Was it Aasimov, or Arthur C. Clarke, who said that technology, at sufficiently high levels, becomes indistinguishable from magic?
 

Although it's a pretty common idea, I like the idea of a post-apocalyptic world where technology is ancient and magic has preeminence.

I always liked the cartoon, Thundar the Barbarian. Ukla(sp?) the Moc(sp?) rocked. :) That cartoon world had a great combination of science and fantasy.

From a gaming perspective, I will sometimes transport a "modern" NPC into a DnD game I'm running just to add a bit of spice. Side note: now that D20 Modern is out, this is a lot easier.

I guess one concern for me in this kind of mixing is that there's a balance between the science fiction and the fantasy, so that one doesn't overshadow the other.

Although it might be interesting to play in a milieu where one was overshadowing the other . . . Do you develop your character a certain way knowing that she could be obsolete in the future?
 

Shadowdancer said:


Was it Aasimov, or Arthur C. Clarke, who said that technology, at sufficiently high levels, becomes indistinguishable from magic?

Clarke's Law: Any sufficiently advanced technology is indistinguishable from magic.

--G
 

Although it might be interesting to play in a milieu where one was overshadowing the other . . . Do you develop your character a certain way knowing that she could be obsolete in the future? [/B][/QUOTE]

That is a very interesting idea - a sorceror in a world where magic is dying (perhaps modelled on some of Niven's fantasy stories), or a technologist on a world where the forces that power technology are fading...

There's meat for an article or a short story there - anyone wnt to submit it for Almanac or Lenurian Dreams?

Richard Tongue,
Transfinite Publications,
http://www.transfinitepublications.com
Methuslah@tongue.fsnet.co.uk
 

A lot of science-fiction is almost indistinguishable from fantasy, including some early, extremely influential sci-fi, like Edgar Rice Burrough's John Carter of Mars (Barsoom) stories. Star Wars is basically fantasy. Post-apocalyptic stories are often fantasy (Gamma World, Thundarr, etc.).

Try running a low-magic D&D game without telling the players it's post-apocalyptic Earth.
 

A more recent Sci-Fi meets Fantasy adventure than Expedition to the Barrier Peaks is 'The Tale of the Comet'.

Crashed spaceship....sort of a Terminator / Borg / Stargate mishmash of elements. But fun in it own way.
 

Many have already chimed in, but I'm curious where you fall out on the "lumper" vs. "splitter" spectrum in terms of genre definition. At one end, we have the libraries, bookstores and publishers that lump all of it together under "science fiction." At the other end, we have folks that talk about highly specialized sub-genres as discreet entities.
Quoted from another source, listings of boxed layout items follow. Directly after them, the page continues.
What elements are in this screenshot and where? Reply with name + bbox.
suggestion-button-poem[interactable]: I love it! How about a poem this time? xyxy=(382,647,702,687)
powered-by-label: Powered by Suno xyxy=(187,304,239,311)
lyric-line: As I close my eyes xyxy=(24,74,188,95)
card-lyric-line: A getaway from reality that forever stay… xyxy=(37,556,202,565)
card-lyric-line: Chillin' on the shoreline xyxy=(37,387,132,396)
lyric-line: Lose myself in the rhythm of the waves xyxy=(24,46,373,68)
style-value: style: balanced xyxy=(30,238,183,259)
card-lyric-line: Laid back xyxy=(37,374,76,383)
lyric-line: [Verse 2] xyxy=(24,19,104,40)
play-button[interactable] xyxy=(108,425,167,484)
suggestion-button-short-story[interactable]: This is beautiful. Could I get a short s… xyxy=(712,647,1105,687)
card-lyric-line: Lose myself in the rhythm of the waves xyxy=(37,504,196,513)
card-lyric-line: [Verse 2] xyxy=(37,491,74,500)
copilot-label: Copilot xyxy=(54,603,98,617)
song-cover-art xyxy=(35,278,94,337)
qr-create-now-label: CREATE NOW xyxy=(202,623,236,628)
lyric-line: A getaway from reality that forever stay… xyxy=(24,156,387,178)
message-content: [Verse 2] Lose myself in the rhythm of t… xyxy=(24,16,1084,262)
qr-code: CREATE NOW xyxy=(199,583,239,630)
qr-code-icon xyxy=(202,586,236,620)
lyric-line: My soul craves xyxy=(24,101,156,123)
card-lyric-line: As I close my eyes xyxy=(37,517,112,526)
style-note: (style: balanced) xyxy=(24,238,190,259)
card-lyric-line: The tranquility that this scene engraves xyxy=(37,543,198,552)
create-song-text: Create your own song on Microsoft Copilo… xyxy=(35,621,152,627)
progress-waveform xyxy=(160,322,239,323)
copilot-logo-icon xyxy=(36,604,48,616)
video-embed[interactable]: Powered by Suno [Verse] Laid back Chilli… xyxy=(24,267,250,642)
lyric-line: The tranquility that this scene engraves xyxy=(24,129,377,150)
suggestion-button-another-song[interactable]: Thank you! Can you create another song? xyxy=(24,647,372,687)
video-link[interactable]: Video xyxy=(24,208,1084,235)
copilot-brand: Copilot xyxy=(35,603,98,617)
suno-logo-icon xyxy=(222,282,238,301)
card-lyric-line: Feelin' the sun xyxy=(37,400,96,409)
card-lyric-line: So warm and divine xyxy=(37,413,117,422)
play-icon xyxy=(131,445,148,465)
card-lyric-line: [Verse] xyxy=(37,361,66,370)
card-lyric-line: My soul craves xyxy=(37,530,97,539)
There's some other muddying points: by fantasy and science fiction, do you mean traditional fantasy and hard science fiction, for instance? There are some works that really blur the boundaries -- Anne McCaffrey's Pern books are science fiction works with traditional fantasy trappings, while Star Wars or Dune are fantasy works with traditional science fiction trappings.

Or do you just mean, what do I do personally? I've been all over the spectrum in terms of trappings, although at heart, I tend to lean more toward science fiction. I only invoke the truly fantastic and unexplainable when there's a really compelling reason to do so, and I also tend to even regulate stuff like magic into a pseudo-scientific system.